This reminds me a bit of how "thumb+index finger together, other three fingers up" became a "white supremacy" sign last year. It is generally an interesting dynamic when an innocuous/unrelated symbol becomes a "gang sign", not necessarily because of the actions of a "gang", but because others (even opponents) see it being accidentally used. So the "gang" starts really using the (previously innocuous) symbol to spite/make fun of the opponents that originally noticed it. I have seen it happen both among "gangs" that I see as virtuous and "right" and among groups I view as morally bankrupt.
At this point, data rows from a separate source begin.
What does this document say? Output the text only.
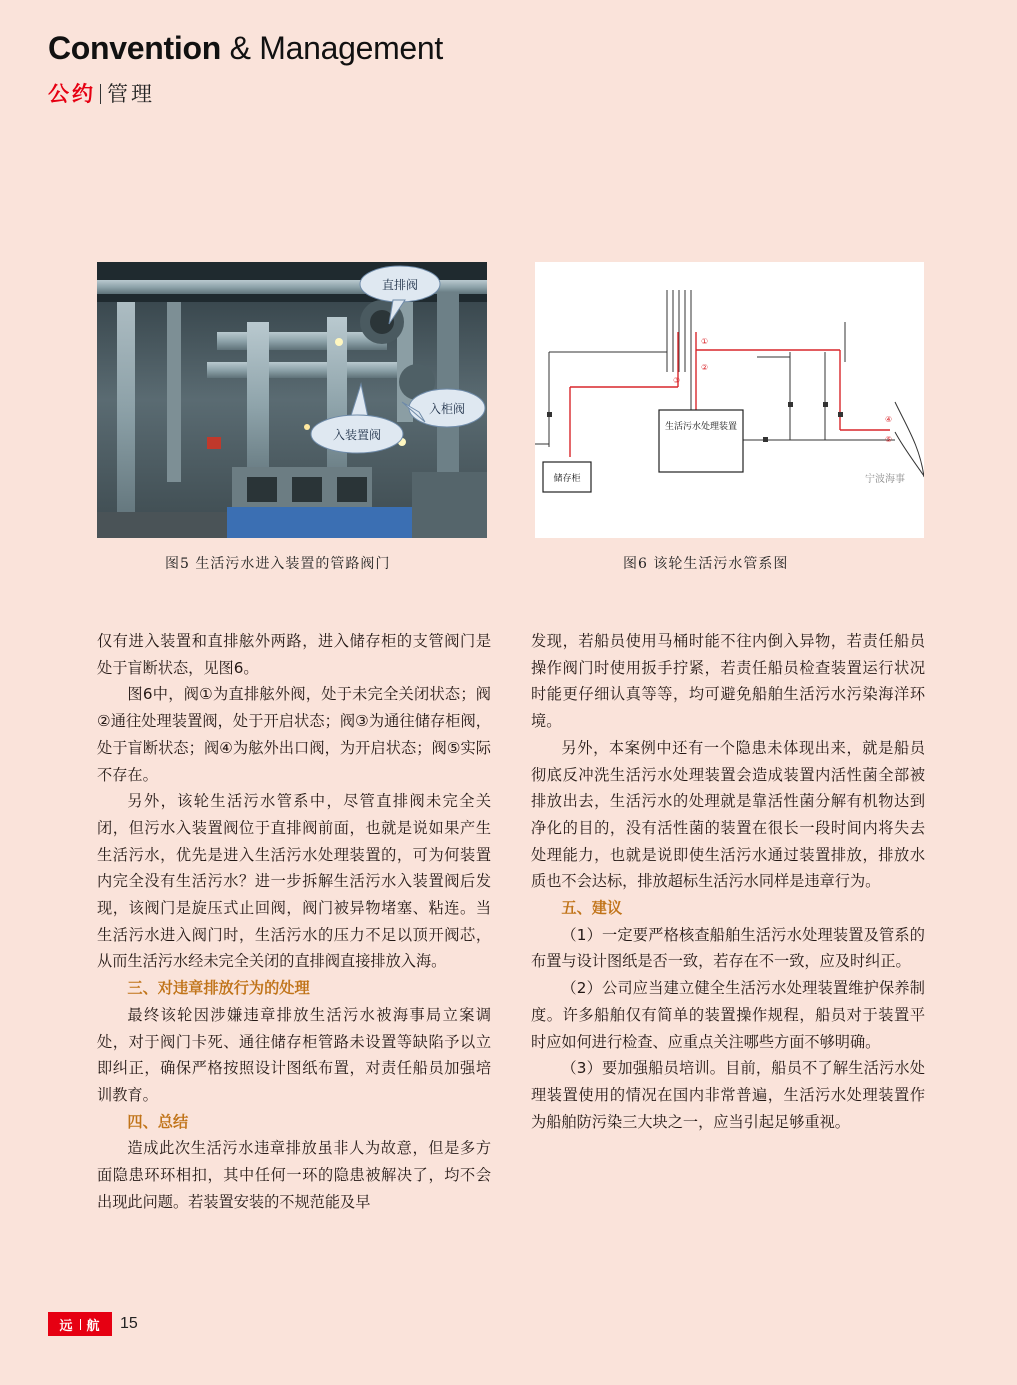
Convention & Management
公约 管理
直排阀
入柜阀
入装置阀
图5 生活污水进入装置的管路阀门
生活污水处理装置
储存柜
①
②
③
④
⑤
宁波海事
图6 该轮生活污水管系图

仅有进入装置和直排舷外两路，进入储存柜的支管阀门是处于盲断状态，见图6。

图6中，阀①为直排舷外阀，处于未完全关闭状态；阀②通往处理装置阀，处于开启状态；阀③为通往储存柜阀，处于盲断状态；阀④为舷外出口阀，为开启状态；阀⑤实际不存在。

另外，该轮生活污水管系中，尽管直排阀未完全关闭，但污水入装置阀位于直排阀前面，也就是说如果产生生活污水，优先是进入生活污水处理装置的，可为何装置内完全没有生活污水？进一步拆解生活污水入装置阀后发现，该阀门是旋压式止回阀，阀门被异物堵塞、粘连。当生活污水进入阀门时，生活污水的压力不足以顶开阀芯，从而生活污水经未完全关闭的直排阀直接排放入海。

三、对违章排放行为的处理

最终该轮因涉嫌违章排放生活污水被海事局立案调处，对于阀门卡死、通往储存柜管路未设置等缺陷予以立即纠正，确保严格按照设计图纸布置，对责任船员加强培训教育。

四、总结

造成此次生活污水违章排放虽非人为故意，但是多方面隐患环环相扣，其中任何一环的隐患被解决了，均不会出现此问题。若装置安装的不规范能及早

发现，若船员使用马桶时能不往内倒入异物，若责任船员操作阀门时使用扳手拧紧，若责任船员检查装置运行状况时能更仔细认真等等，均可避免船舶生活污水污染海洋环境。

另外，本案例中还有一个隐患未体现出来，就是船员彻底反冲洗生活污水处理装置会造成装置内活性菌全部被排放出去，生活污水的处理就是靠活性菌分解有机物达到净化的目的，没有活性菌的装置在很长一段时间内将失去处理能力，也就是说即使生活污水通过装置排放，排放水质也不会达标，排放超标生活污水同样是违章行为。

五、建议

（1）一定要严格核查船舶生活污水处理装置及管系的布置与设计图纸是否一致，若存在不一致，应及时纠正。

（2）公司应当建立健全生活污水处理装置维护保养制度。许多船舶仅有简单的装置操作规程，船员对于装置平时应如何进行检查、应重点关注哪些方面不够明确。

（3）要加强船员培训。目前，船员不了解生活污水处理装置使用的情况在国内非常普遍，生活污水处理装置作为船舶防污染三大块之一，应当引起足够重视。

远 航 15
This isn't my observation. The OK sign was used explicitly to represent white supremacy by people who wanted to "troll" others into believing it was being used that way "earnestly". But using X symbol to represent Y is not something that is subject to earnestness nor irony - i.e. meaning follows usage, not the other way around (and that is not even considering the fact that a subset of people participating in the trolling did explicitly support white supremacy). That property is intrinsic to language. When you use a symbol to represent something, then it is being used to represent that thing. It is self-fulfilling. If I merely told you that some symbol X represented Y, then I would be lying. If I used symbol X to represent Y, and got a large enough group of other people to do it, then I am creating a new contextual meaning for symbol X. People reacting to its use are not "tricked". They are responding to a reality I have created.
I don't see that connection. What's the 'accidental use' you're implying here? How is using the "Z" not due to "actions of the gang"(=Russians)? Thousands of trucks of the Russian Army are using it accidentally or to mock the Ukrainians because the latter "imagined" seeing it? And then the athlete stumbled into a sowing machine?
You are reading a bit too much into my comment. The accidental use I am implying is that 'Z' seems to have originally stood for a merely administrative marking on forces in the west of Russia. The 'Z' evolving into a symbol of the conflict as a whole and the (Russian-perceived) righteousness is the new meaning. It turned from a administrative minutia (thousands of trucks being marked with it for logistics purposes) into a way to mock the opponent and rile up the supporter (how the athlete used it). However, according to the sibling comment, my comparison to the "ok hand sign" seems to have been flawed, because it seems the ok hand sign has been troll-ish from the very beginning.
I'm just trying to make sense of your comment. "because others (even opponents) see it being accidentally used", "the "gang" starts really using the (previously innocuous) symbol to spite/make fun of the opponents that originally noticed it" are your words, not mine.
I will try to rephrase, similar to my last comment. It seems the "Z" was purely administrative at first. But we see it on all the vehicles of people committing atrocities and associate it with the actions, not with administrivia. And the entities that want to perpetuate these actions notice and elevate the administrative symbol to a sign of their perceived righteousness.